O presidente Jair Bolsonaro atravessa a Praça dos Três Poderes para reunião com Dias Toffoli| Foto: Marcos Correa/PR

O presidente Jair Bolsonaro atravessa a Praça dos Três Poderes para reunião com Dias Toffoli| Foto: Marcos Correa/PR

O ex-candidato a presidência da República, ex-senador, ex-governador de Minas Gerais e ex-presidente do PSDB, Aécio Neves, foi indiciado pela Polícia Federal por corrupção, superfaturamento e falsidade ideológica na Cidade Administrativa de Minas Gerais.

Mais onze pessoas também foram indiciadas. Foram desviados R$ 232 milhões, se somados as licitações que foram forjadas dá um total de R$ 747 milhões de prejuízo aos cofres públicos. O indiciamento foi feito com base na delação premiada da Odebrecht.

Na semana passada, a Procuradoria-Geral da República havia denunciado Aécio Neves por receber R$ 65 milhões em propinas da Andrade Gutierrez e da Odebrecht em construções de usinas hidrelétricas em Rondônia no tempo em que era governador e no que foi senador. A defesa dele nega as acusações.

O presidente tomou a iniciativa da retomada econômica

Na quinta-feira (7), foram dados passos, literalmente, importantes na direção de uma reabertura econômica. Um grupo liderado pelo presidente Bolsonaro atravessou a pé a Praça dos Três Poderes para conversar com Dias Toffoli, presidente do STF.

Esse grupo foi composto por industrials da Coalizão Indústria, que representam cerca de 30 milhões de empregos diretos e indiretos, os principais ramos industriais do país. Outros presentes foram os ministros Paulo Guedes e os generais Azevedo e Silva, Braga Netto e Jorge Oliveira.

O pedido de Bolsonaro ao presidente do STF é unir os poderes para o Brasil resistir à segunda onda de tragédia. A primeira são as mortes e a saúde e a segunda diz respeito Às consequências da paralisação econômica. Há grande perigo de saqueamento e convulsão social por falta de renda.

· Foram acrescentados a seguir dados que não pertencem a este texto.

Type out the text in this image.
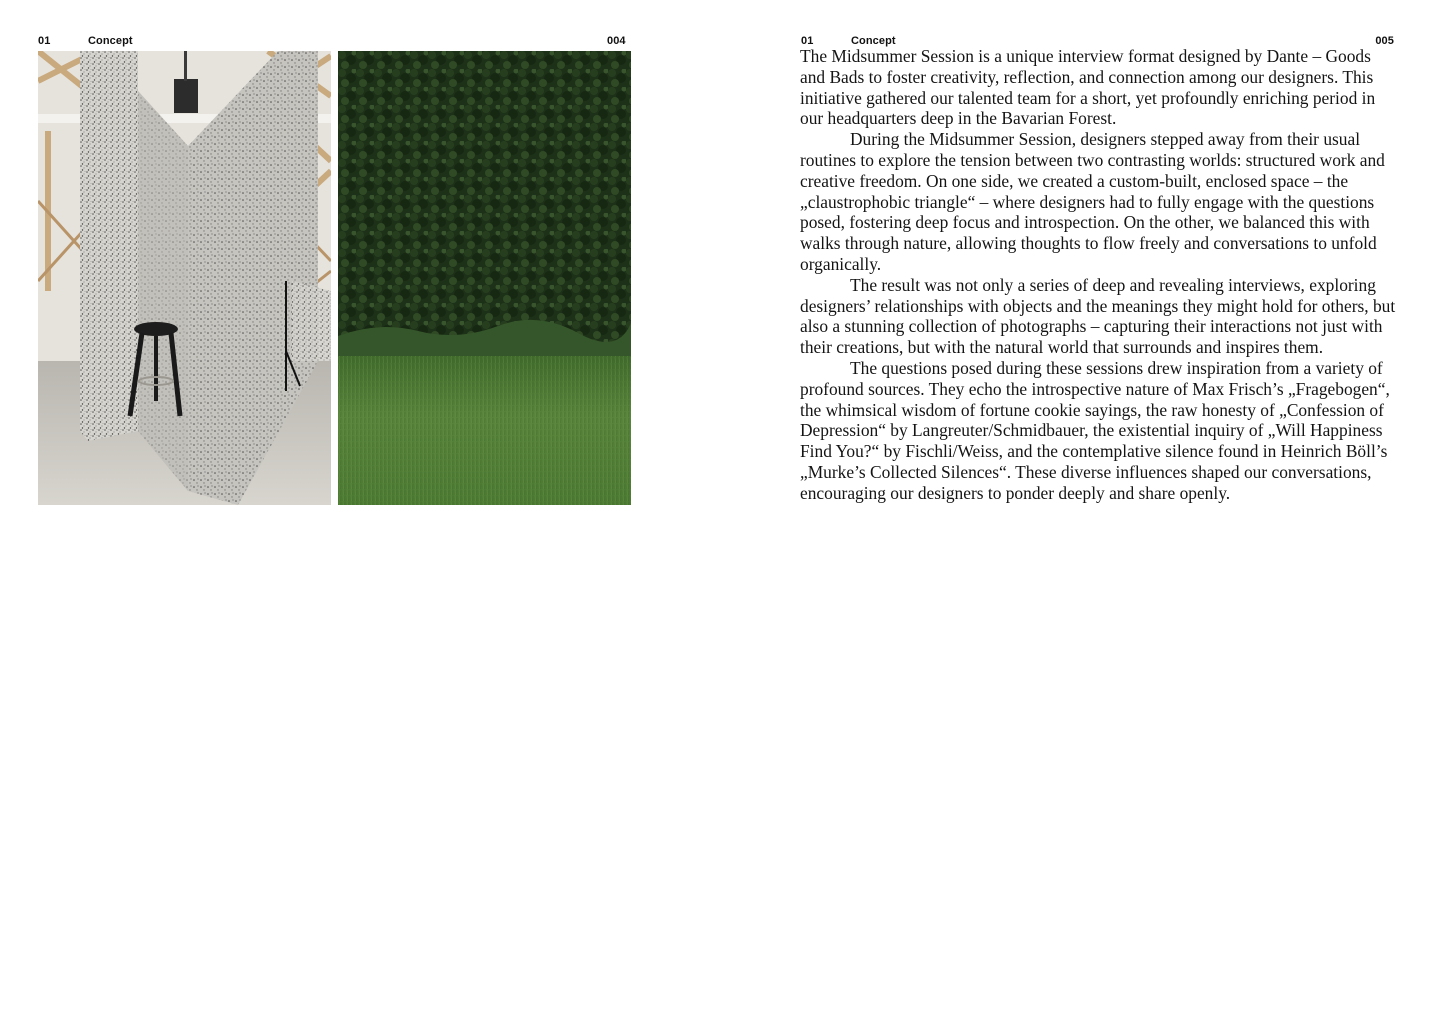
01	Concept	004	01	Concept	005

The Midsummer Session is a unique interview format designed by Dante – Goods and Bads to foster creativity, reflection, and connection among our designers. This initiative gathered our talented team for a short, yet profoundly enriching period in our headquarters deep in the Bavarian Forest.

During the Midsummer Session, designers stepped away from their usual routines to explore the tension between two contrasting worlds: structured work and creative freedom. On one side, we created a custom-built, enclosed space – the „claustrophobic triangle“ – where designers had to fully engage with the questions posed, fostering deep focus and introspection. On the other, we balanced this with walks through nature, allowing thoughts to flow freely and conversations to unfold organically.

The result was not only a series of deep and revealing interviews, exploring designers’ relationships with objects and the meanings they might hold for others, but also a stunning collection of photographs – capturing their interactions not just with their creations, but with the natural world that surrounds and inspires them.

The questions posed during these sessions drew inspiration from a variety of profound sources. They echo the introspective nature of Max Frisch’s „Fragebogen“, the whimsical wisdom of fortune cookie sayings, the raw honesty of „Confession of Depression“ by Langreuter/Schmidbauer, the existential inquiry of „Will Happiness Find You?“ by Fischli/Weiss, and the contemplative silence found in Heinrich Böll’s „Murke’s Collected Silences“. These diverse influences shaped our conversations, encouraging our designers to ponder deeply and share openly.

Bolsonaro explicou isso a Toffoli. Ele aproveitou e anunciou que vai vetar o aumento de categorias que poderiam ficar fora do congelamento da folha. Aquelas categorias de municípios, estados e da União que tem emprego e pagamento garantido.

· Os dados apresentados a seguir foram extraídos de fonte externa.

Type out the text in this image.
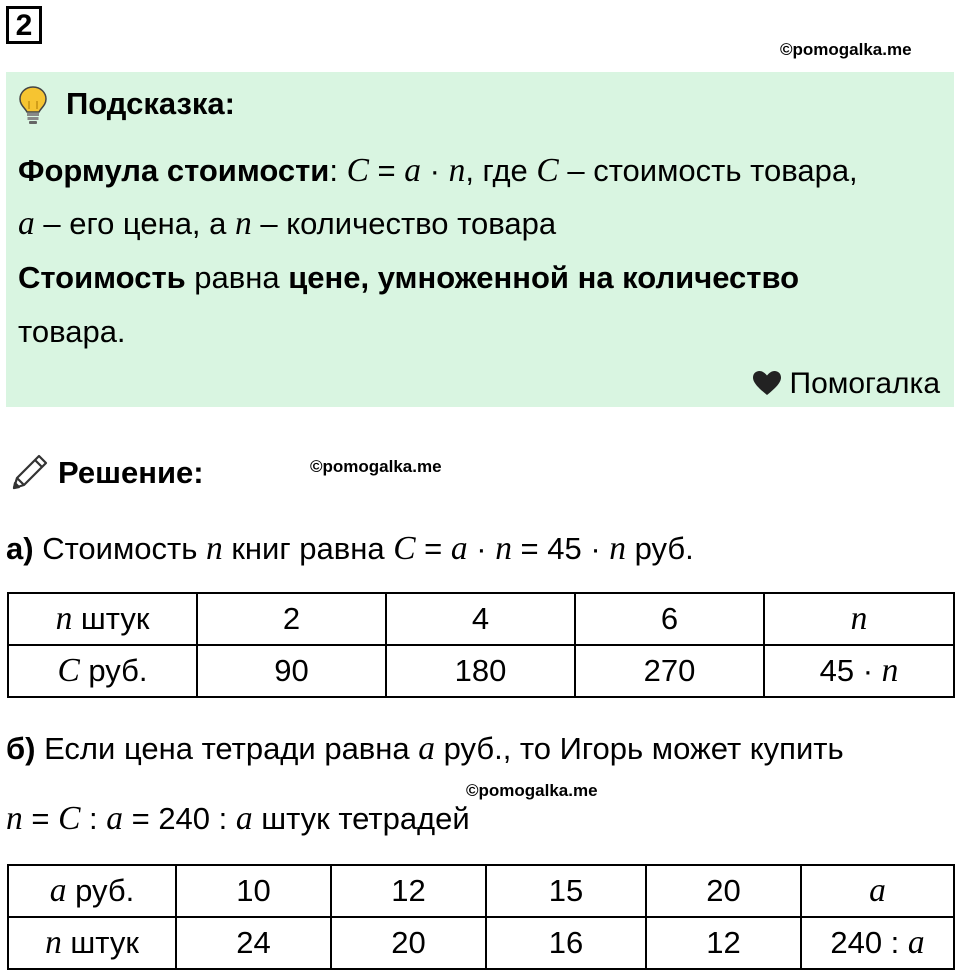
2
©pomogalka.me
Подсказка:
Формула стоимости: C = a · n, где C – стоимость товара,
a – его цена, а n – количество товара
Стоимость равна цене, умноженной на количество
товара.
Помогалка
Решение:	©pomogalka.me
а) Стоимость n книг равна C = a · n = 45 · n руб.
n штук	2	4	6	n
C руб.	90	180	270	45 · n
б) Если цена тетради равна a руб., то Игорь может купить
©pomogalka.me
n = C : a = 240 : a штук тетрадей
a руб.	10	12	15	20	a
n штук	24	20	16	12	240 : a
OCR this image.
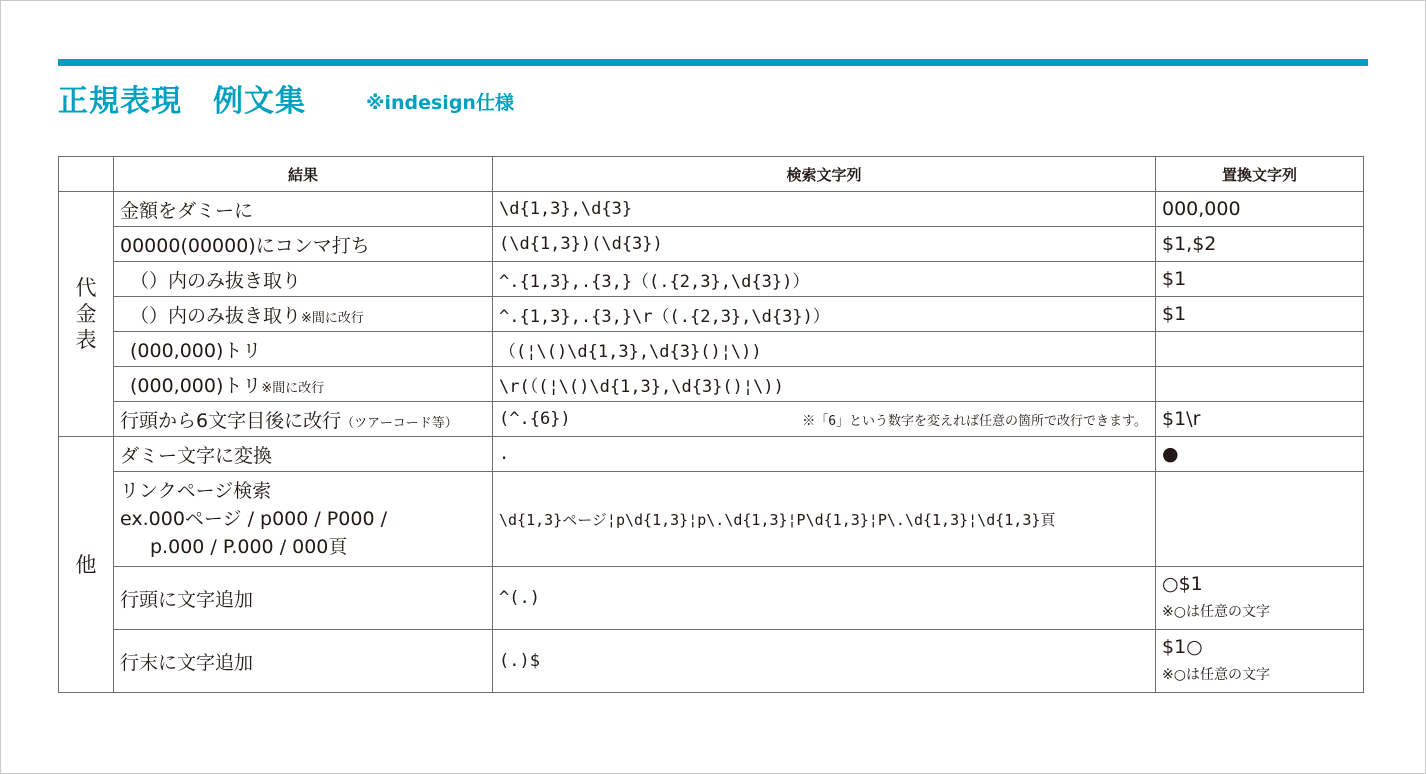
正規表現　例文集	※indesign仕様
	結果	検索文字列	置換文字列
代金表	金額をダミーに	\d{1,3},\d{3}	000,000
	00000(00000)にコンマ打ち	(\d{1,3})(\d{3})	$1,$2
	（）内のみ抜き取り	^.{1,3},.{3,}（(.{2,3},\d{3})）	$1
	（）内のみ抜き取り※間に改行	^.{1,3},.{3,}\r（(.{2,3},\d{3})）	$1
	(000,000)トリ	（(¦\()\d{1,3},\d{3}()¦\))	
	(000,000)トリ※間に改行	\r(（(¦\()\d{1,3},\d{3}()¦\))	
	行頭から6文字目後に改行（ツアーコード等）	(^.{6}) ※「6」という数字を変えれば任意の箇所で改行できます。	$1\r
他	ダミー文字に変換	.	●

	リンクページ検索
ex.000ページ / p000 / P000 /
p.000 / P.000 / 000頁	\d{1,3}ページ¦p\d{1,3}¦p\.\d{1,3}¦P\d{1,3}¦P\.\d{1,3}¦\d{1,3}頁	
	行頭に文字追加	^(.)	○$1
※○は任意の文字

	行末に文字追加	(.)$	$1○
※○は任意の文字
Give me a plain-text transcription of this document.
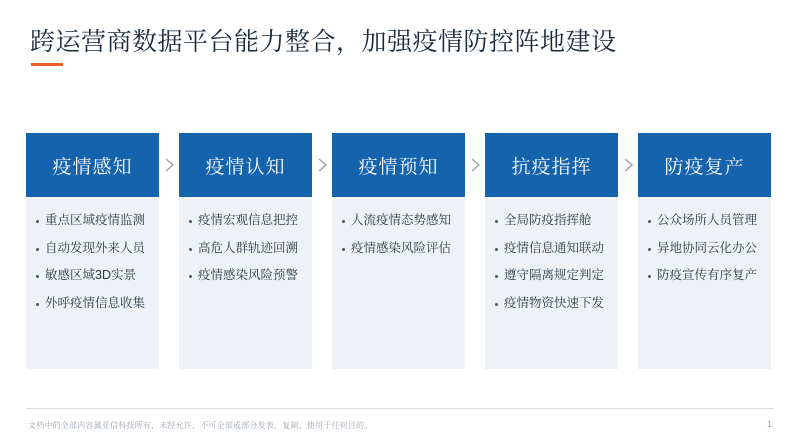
跨运营商数据平台能力整合，加强疫情防控阵地建设
疫情感知
重点区域疫情监测
自动发现外来人员
敏感区域3D实景
外呼疫情信息收集
疫情认知
疫情宏观信息把控
高危人群轨迹回溯
疫情感染风险预警
疫情预知
人流疫情态势感知
疫情感染风险评估
抗疫指挥
全局防疫指挥舱
疫情信息通知联动
遵守隔离规定判定
疫情物资快速下发
防疫复产
公众场所人员管理
异地协同云化办公
防疫宣传有序复产
文档中的全部内容属亚信科技所有，未经允许，不可全部或部分发表、复制、使用于任何目的。	1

Ele estava falando sobre a proposta do Congresso que impede o aumento salarial dos funcionários públicos por 18 meses em troca de ajuda para combater o coronavírus. Os profissionais que ficam de fora são os da saúde, militares e policiais.

Haviam acrescentado outras categorias a proposta. No entanto, a economia, que era para ser de R$ 130 bilhões, ficaria reduzida a R$ 43 bilhões. Bolsonaro vai vetar esse aumento de áreas para manter a economia.

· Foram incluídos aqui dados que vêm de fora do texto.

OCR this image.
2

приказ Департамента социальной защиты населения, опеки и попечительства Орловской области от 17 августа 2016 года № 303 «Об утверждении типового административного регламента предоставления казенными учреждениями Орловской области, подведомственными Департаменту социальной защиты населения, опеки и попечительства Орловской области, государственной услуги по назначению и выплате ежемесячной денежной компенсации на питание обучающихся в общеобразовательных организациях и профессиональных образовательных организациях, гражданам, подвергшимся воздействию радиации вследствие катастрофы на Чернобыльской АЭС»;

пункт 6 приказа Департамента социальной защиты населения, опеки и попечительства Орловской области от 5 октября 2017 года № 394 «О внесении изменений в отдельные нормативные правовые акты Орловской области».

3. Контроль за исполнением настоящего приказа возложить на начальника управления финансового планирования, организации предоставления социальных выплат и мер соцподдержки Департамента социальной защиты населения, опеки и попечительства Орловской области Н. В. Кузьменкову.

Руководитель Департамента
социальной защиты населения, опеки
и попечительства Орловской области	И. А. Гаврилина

Além disso, o presidente também anunciou que está incluindo entre as atividades essenciais a indústria e o setor da construção civil. Toffoli concordou que é necessário uma retomada coordenada pelo poder Executivo com a participação de todos, planejada e bem orientada.

O presidente do Supremo Tribunal Federal lembrou que a autonomia que a Casa garantiu a governadores e prefeitos está mantida, porque, para ele, é necessário que seja estudado caso a caso como será esse afrouxamento. Inclusive, quando diz respeito a locomoção intermunicipal e interestadual.

Houve essa sacudida. Hoje, foi mostrada uma grande preocupação por parte dos órgãos públicos. E o presidente da República tomou iniciativa para tentar impedir que haja uma tragédia maior que a Covid-19.